What's the difference between Netgear M4250, M4300, M4350 and M4500?

All four are fully managed families, but they target different jobs. The M4250 AV Line is built for AV-over-IP at the edge, with fixed internal power supplies and the only fanless model in the lineup. The M4300 is a stackable campus and aggregation family with modular PSUs. The M4350 is the newer AV Line flagship — modular PSUs, multi-gig PoE++ and 25G/100G options, including touring-grade models with Neutrik etherCON connectors. The M4500 is a 25G/100G core family with no PoE, aimed at uncompressed SMPTE ST 2110 backbones.

What's the difference between PoE+ and PoE++?

PoE+ (IEEE 802.3at) delivers up to 30W per port — enough for most cameras, phones and access points. PoE++ (IEEE 802.3bt) delivers up to 90W per port for demanding loads like PTZ cameras, powered speakers and video endpoints. Keep in mind the switch's total PoE budget, set by its power supplies, caps how much all ports can draw at once — that's exactly what the PoE budget slider above calculates.

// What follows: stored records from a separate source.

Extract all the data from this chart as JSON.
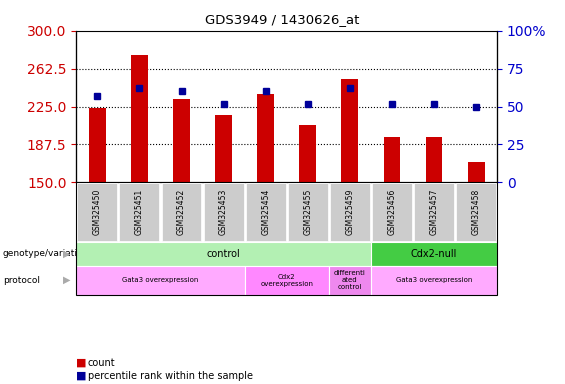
{
  "title": "GDS3949 / 1430626_at",
  "samples": [
    "GSM325450",
    "GSM325451",
    "GSM325452",
    "GSM325453",
    "GSM325454",
    "GSM325455",
    "GSM325459",
    "GSM325456",
    "GSM325457",
    "GSM325458"
  ],
  "counts": [
    224,
    276,
    232,
    217,
    237,
    207,
    252,
    195,
    195,
    170
  ],
  "percentile_ranks": [
    57,
    62,
    60,
    52,
    60,
    52,
    62,
    52,
    52,
    50
  ],
  "ylim_left": [
    150,
    300
  ],
  "ylim_right": [
    0,
    100
  ],
  "yticks_left": [
    150,
    187.5,
    225,
    262.5,
    300
  ],
  "yticks_right": [
    0,
    25,
    50,
    75,
    100
  ],
  "bar_color": "#cc0000",
  "dot_color": "#000099",
  "genotype_groups": [
    {
      "label": "control",
      "start": 0,
      "end": 7,
      "color": "#b3f0b3"
    },
    {
      "label": "Cdx2-null",
      "start": 7,
      "end": 10,
      "color": "#44cc44"
    }
  ],
  "protocol_groups": [
    {
      "label": "Gata3 overexpression",
      "start": 0,
      "end": 4,
      "color": "#ffaaff"
    },
    {
      "label": "Cdx2\noverexpression",
      "start": 4,
      "end": 6,
      "color": "#ffaaff"
    },
    {
      "label": "differenti\nated\ncontrol",
      "start": 6,
      "end": 7,
      "color": "#ffaaff"
    },
    {
      "label": "Gata3 overexpression",
      "start": 7,
      "end": 10,
      "color": "#ffaaff"
    }
  ],
  "left_tick_color": "#cc0000",
  "right_tick_color": "#0000cc",
  "tick_label_bg": "#cccccc"
}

Can I increase the PoE budget on a Netgear M4250?

No — M4250 power supplies are fixed and internal, so the budget can't be raised by adding PSUs. The two large PoE++ models (GSM4230UP and GSM4248UX) ship with 2–3 built-in supplies and scale by connecting additional AC cords, but every other M4250 has one fixed budget. If you need an expandable PoE budget, look at the M4300 or M4350 families — though their top budgets usually require a 220V circuit.

Which Netgear switch is best for AV-over-IP and Dante?

It depends on scale. For a single conference room, the fanless M4250-9G1F-PoE+ runs silent and rack-free. For 24–40 PoE+ endpoints with 10G uplinks, the M4250-26G4XF-PoE+ and M4250-40G8XF-PoE+ are popular aggregation picks. For multi-gig PoE++ endpoints with 25G uplinks the M4350 family covers it, and uncompressed ST 2110 backbones move into the M4350 100G models and M4500 core. If you're weighing options for a real project, our AV system design and consulting services do exactly this.

Are these specs and prices accurate?

M4250, M4350 and M4500 specs and PoE budgets were cross-checked against official Netgear datasheet PDFs; M4300 is verified against Netgear's online datasheet and hardware installation guide. Prices blend MSRP and street pricing as of July 2026 and vary by reseller — treat them as ballpark figures, not quotes.